'The Farewell' filmi neden mutlaka izlenmeli?
'The Farewell' filmi geçtiğimiz günlerde vizyona girdi. Altın Küre'den ödülle dönen 'The Farewell' filmi Oscar yarışında yarışmayacak. Ancak yine de film, hastalıklarla boğuştuğumuz şu yüzyılda bilhassa izlenmeyi hak ediyor. Peki 'The Farewell' filmi neden mutlaka izlenmeli?
Oscar'da yarışmıyor
Altın Küre'ler geçtiğimiz haftalarda sahibini buldu. Biliyorsunuz, Altın Küre'den ödülle dönen yapımlar mutlaka Oscar'da da iddialı oluyor. Altın Küre'den ödülle dönen bir film var ki Oscar'da esamesi okunmuyor. 'The Farewell'den bahsediyorum. Çinli-Amerikalı yönetmen Lulu Wang'in yönettiği film, geçtiğimiz günlerde Türkiye'de vizyona girdi.

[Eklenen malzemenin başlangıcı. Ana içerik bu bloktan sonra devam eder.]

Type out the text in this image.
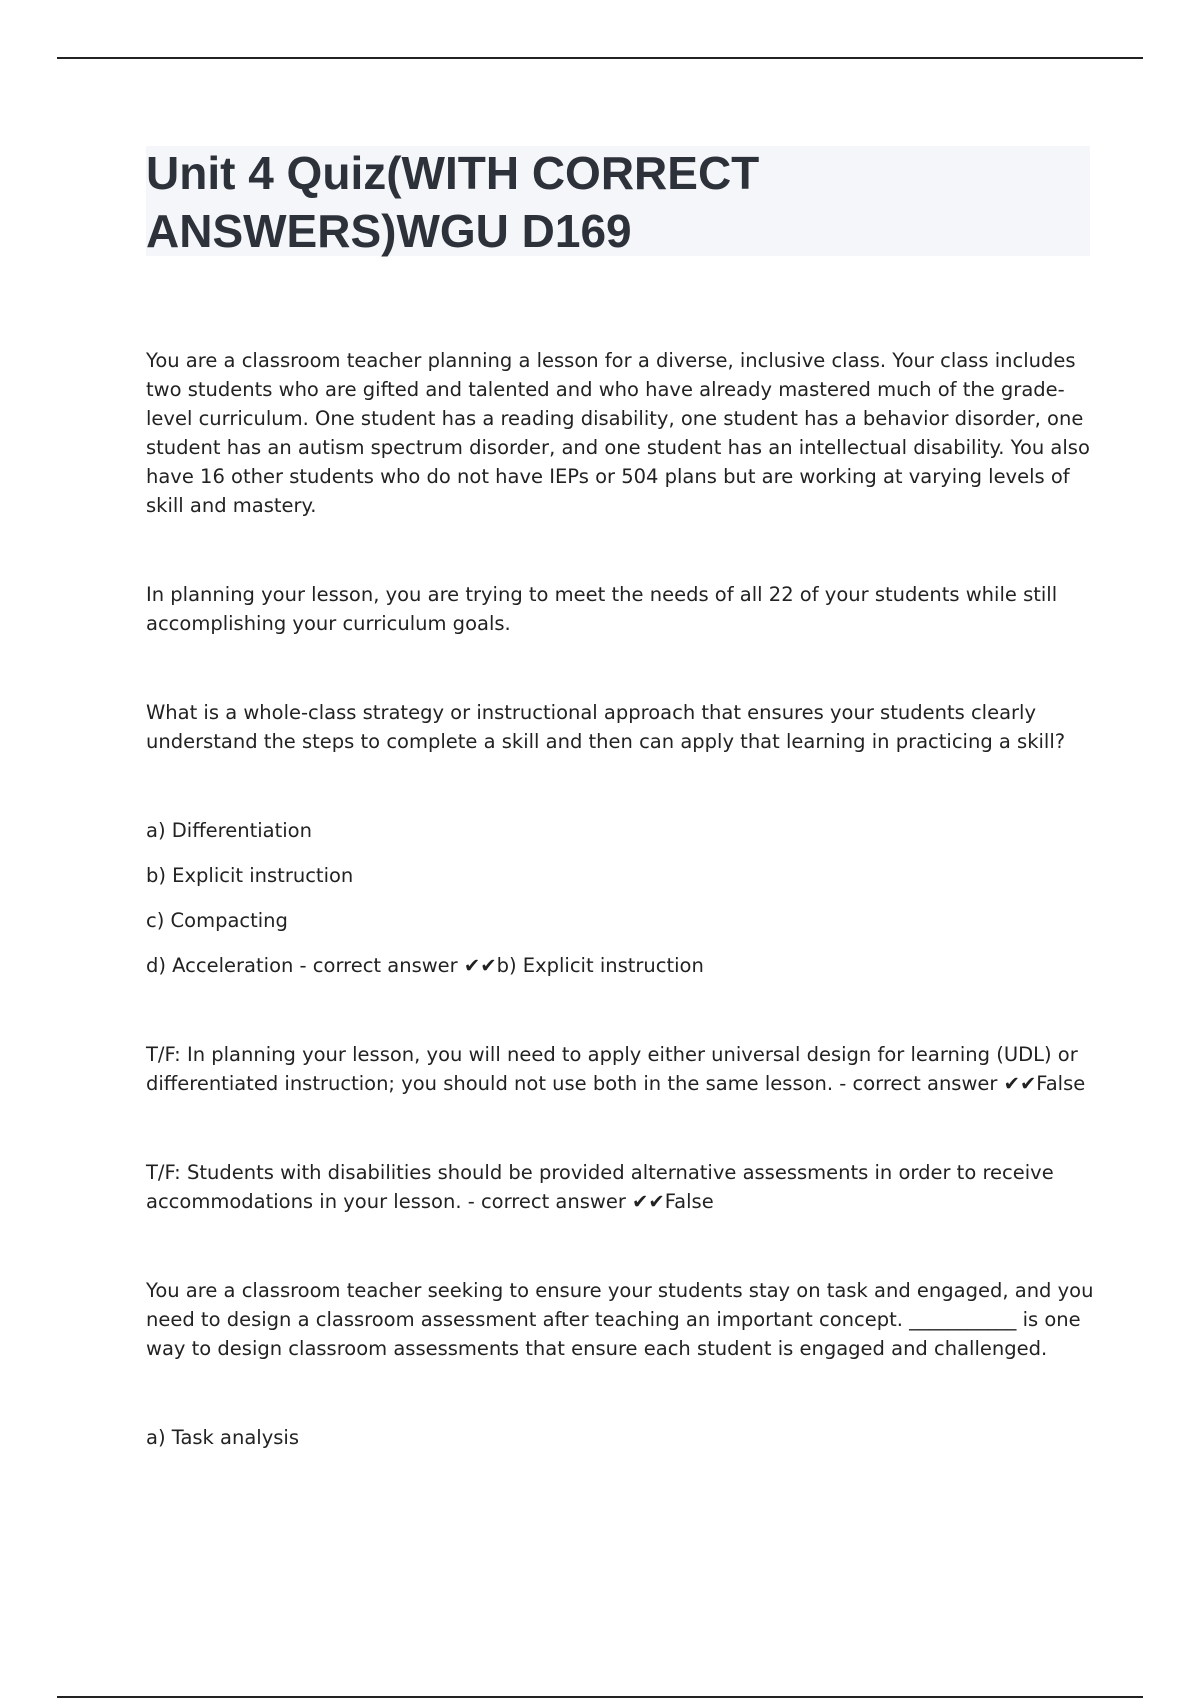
Unit 4 Quiz(WITH CORRECT ANSWERS)WGU D169

You are a classroom teacher planning a lesson for a diverse, inclusive class. Your class includes two students who are gifted and talented and who have already mastered much of the grade-level curriculum. One student has a reading disability, one student has a behavior disorder, one student has an autism spectrum disorder, and one student has an intellectual disability. You also have 16 other students who do not have IEPs or 504 plans but are working at varying levels of skill and mastery.

In planning your lesson, you are trying to meet the needs of all 22 of your students while still accomplishing your curriculum goals.

What is a whole-class strategy or instructional approach that ensures your students clearly understand the steps to complete a skill and then can apply that learning in practicing a skill?

a) Differentiation

b) Explicit instruction

c) Compacting

d) Acceleration - correct answer ✔✔b) Explicit instruction

T/F: In planning your lesson, you will need to apply either universal design for learning (UDL) or differentiated instruction; you should not use both in the same lesson. - correct answer ✔✔False

T/F: Students with disabilities should be provided alternative assessments in order to receive accommodations in your lesson. - correct answer ✔✔False

You are a classroom teacher seeking to ensure your students stay on task and engaged, and you need to design a classroom assessment after teaching an important concept. ___________ is one way to design classroom assessments that ensure each student is engaged and challenged.

a) Task analysis
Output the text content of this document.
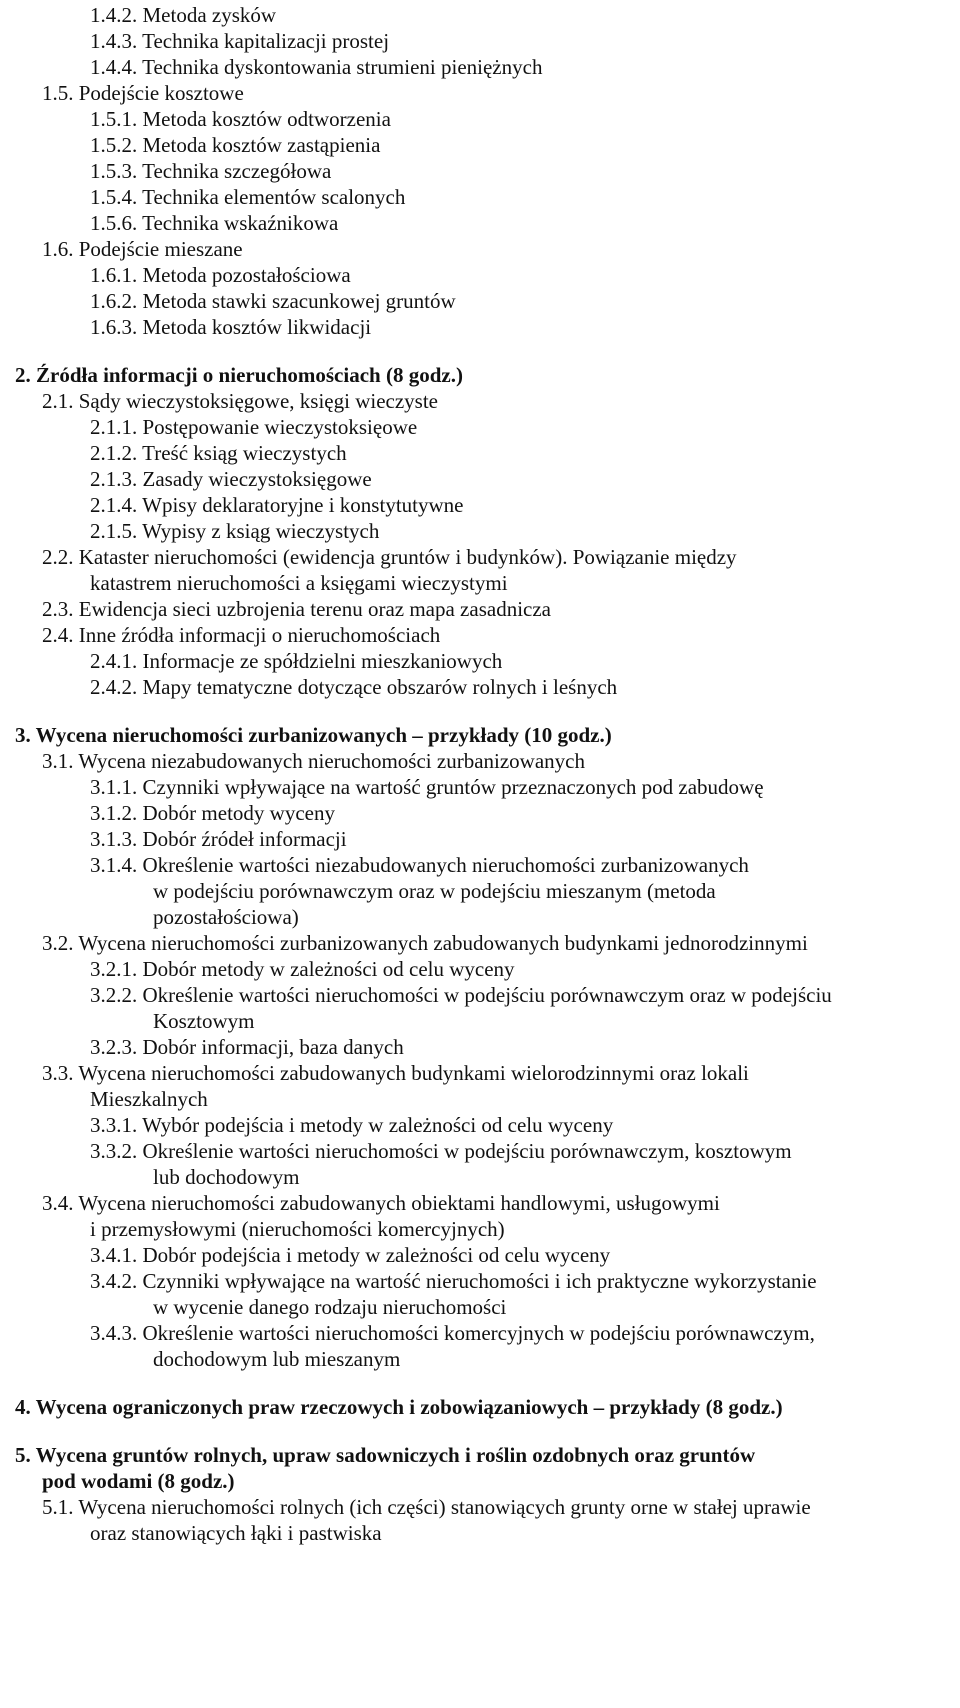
1.4.2. Metoda zysków
1.4.3. Technika kapitalizacji prostej
1.4.4. Technika dyskontowania strumieni pieniężnych
1.5. Podejście kosztowe
1.5.1. Metoda kosztów odtworzenia
1.5.2. Metoda kosztów zastąpienia
1.5.3. Technika szczegółowa
1.5.4. Technika elementów scalonych
1.5.6. Technika wskaźnikowa
1.6. Podejście mieszane
1.6.1. Metoda pozostałościowa
1.6.2. Metoda stawki szacunkowej gruntów
1.6.3. Metoda kosztów likwidacji
2. Źródła informacji o nieruchomościach (8 godz.)
2.1. Sądy wieczystoksięgowe, księgi wieczyste
2.1.1. Postępowanie wieczystoksięowe
2.1.2. Treść ksiąg wieczystych
2.1.3. Zasady wieczystoksięgowe
2.1.4. Wpisy deklaratoryjne i konstytutywne
2.1.5. Wypisy z ksiąg wieczystych
2.2. Kataster nieruchomości (ewidencja gruntów i budynków). Powiązanie między
katastrem nieruchomości a księgami wieczystymi
2.3. Ewidencja sieci uzbrojenia terenu oraz mapa zasadnicza
2.4. Inne źródła informacji o nieruchomościach
2.4.1. Informacje ze spółdzielni mieszkaniowych
2.4.2. Mapy tematyczne dotyczące obszarów rolnych i leśnych
3. Wycena nieruchomości zurbanizowanych – przykłady (10 godz.)
3.1. Wycena niezabudowanych nieruchomości zurbanizowanych
3.1.1. Czynniki wpływające na wartość gruntów przeznaczonych pod zabudowę
3.1.2. Dobór metody wyceny
3.1.3. Dobór źródeł informacji
3.1.4. Określenie wartości niezabudowanych nieruchomości zurbanizowanych
w podejściu porównawczym oraz w podejściu mieszanym (metoda
pozostałościowa)
3.2. Wycena nieruchomości zurbanizowanych zabudowanych budynkami jednorodzinnymi
3.2.1. Dobór metody w zależności od celu wyceny
3.2.2. Określenie wartości nieruchomości w podejściu porównawczym oraz w podejściu
Kosztowym
3.2.3. Dobór informacji, baza danych
3.3. Wycena nieruchomości zabudowanych budynkami wielorodzinnymi oraz lokali
Mieszkalnych
3.3.1. Wybór podejścia i metody w zależności od celu wyceny
3.3.2. Określenie wartości nieruchomości w podejściu porównawczym, kosztowym
lub dochodowym
3.4. Wycena nieruchomości zabudowanych obiektami handlowymi, usługowymi
i przemysłowymi (nieruchomości komercyjnych)
3.4.1. Dobór podejścia i metody w zależności od celu wyceny
3.4.2. Czynniki wpływające na wartość nieruchomości i ich praktyczne wykorzystanie
w wycenie danego rodzaju nieruchomości
3.4.3. Określenie wartości nieruchomości komercyjnych w podejściu porównawczym,
dochodowym lub mieszanym
4. Wycena ograniczonych praw rzeczowych i zobowiązaniowych – przykłady (8 godz.)
5. Wycena gruntów rolnych, upraw sadowniczych i roślin ozdobnych oraz gruntów
pod wodami (8 godz.)
5.1. Wycena nieruchomości rolnych (ich części) stanowiących grunty orne w stałej uprawie
oraz stanowiących łąki i pastwiska
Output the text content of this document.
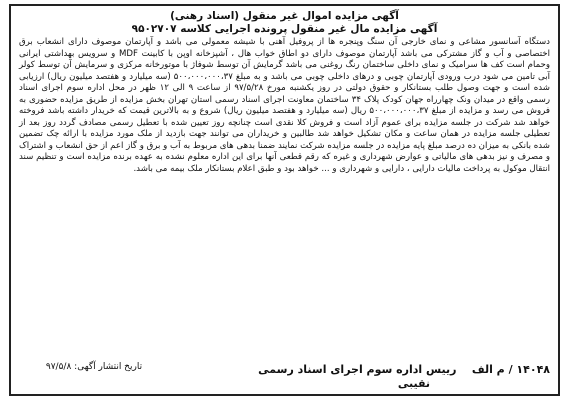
آگهی مزایده اموال غیر منقول (اسناد رهنی)

آگهی مزایده مال غیر منقول پرونده اجرایی کلاسه ۹۵۰۲۷۰۷

دستگاه آسانسور مشاعی و نمای خارجی آن سنگ وپنجره ها از پروفیل آهنی با شیشه معمولی می باشد و آپارتمان موصوف دارای انشعاب برق اختصاصی و آب و گاز مشترکی می باشد آپارتمان موصوف دارای دو اطاق خواب هال ، آشپزخانه اوپن با کابینت MDF و سرویس بهداشتی ایرانی وحمام است کف ها سرامیک و نمای داخلی ساختمان رنگ روغنی می باشد گرمایش آن توسط شوفاژ با موتورخانه مرکزی و سرمایش آن توسط کولر آبی تامین می شود درب ورودی آپارتمان چوبی و درهای داخلی چوبی می باشد و به مبلغ ۵۰۰،۰۰۰،۰۰۰،۳۷ (سه میلیارد و هفتصد میلیون ریال) ارزیابی شده است و جهت وصول طلب بستانکار و حقوق دولتی در روز یکشنبه مورخ ۹۷/۵/۲۸ از ساعت ۹ الی ۱۲ ظهر در محل اداره سوم اجرای اسناد رسمی واقع در میدان ونک چهارراه جهان کودک پلاک ۳۴ ساختمان معاونت اجرای اسناد رسمی استان تهران بخش مزایده از طریق مزایده حضوری به فروش می رسد و مزایده از مبلغ ۵۰۰،۰۰۰،۰۰۰،۳۷ ریال (سه میلیارد و هفتصد میلیون ریال) شروع و به بالاترین قیمت که خریدار داشته باشد فروخته خواهد شد شرکت در جلسه مزایده برای عموم آزاد است و فروش کلا نقدی است چنانچه روز تعیین شده با تعطیل رسمی مصادف گردد روز بعد از تعطیلی جلسه مزایده در همان ساعت و مکان تشکیل خواهد شد طالبین و خریداران می توانند جهت بازدید از ملک مورد مزایده با ارائه چک تضمین شده بانکی به میزان ده درصد مبلغ پایه مزایده در جلسه مزایده شرکت نمایند ضمنا بدهی های مربوط به آب و برق و گاز اعم از حق انشعاب و اشتراک و مصرف و نیز بدهی های مالیاتی و عوارض شهرداری و غیره که رقم قطعی آنها برای این اداره معلوم نشده به عهده برنده مزایده است و تنظیم سند انتقال موکول به پرداخت مالیات دارایی ، دارایی و شهرداری و ... خواهد بود و طبق اعلام بستانکار ملک بیمه می باشد.

تاریخ انتشار آگهی: ۹۷/۵/۸	۱۴۰۴۸ / م الف    رییس اداره سوم اجرای اسناد رسمی
نقیبی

Altın Küre'den ödülle döndü
Filmi Oscar yarışında görmüyoruz belki. Ama Altın Küre'ye iz bıraktığı kesin. Altın Küre'de 'Müzikal/Komedi' dalında 'En İyi Film' adayı olması, daha da önemlisi başrol oyuncusu Awkwafina'nın etkileyici performansıyla 'Müzikal/Komedi' dalında 'En İyi Kadın Oyuncu' ödülünü kazanması oldukça önemli. Peki bu film neden izlenmeli? Spoiler vermeden şöyle özetleyelim: "Ölümcül bir hastalığa yakalanan birinden hastalığı gizlenmeli mi? Yoksa sağlık durumu ondan saklanmamalı, gerçek söylenmeli mi?" Yani 'hasta psikolojisi'ne değiniyor film.
Hastalık saklanmalı mı?
Son dönemde tıp dünyasında da gündemde bu konu. Lawrence Goldie'nin 'Journal of Medical Ethics' dergisindeki İngilizce makalesini okumanızı özellikle öneririm. Bir hastaya hastalığı ne denli anlatılmalı, anlatmamak ne kadar etik? Sloganı "Gerçek bir yalandan esinlenilmiştir" olan filmde gerçek bir hikâye üzerinden bu mesele ele alınıyor. Hastalığını bilmeyen kişilerin daha uzun ömürlü, daha savaşçı olduklarını bir örnekle bizlere anlatıyor. 'The Farewell' durağan temposuyla kocaman büyük bir film olmasa da değindiği meseleyi eli yüzü düzgün bir şekilde ele alması son derece önemli. Filmi sakın kaçırmayın derim.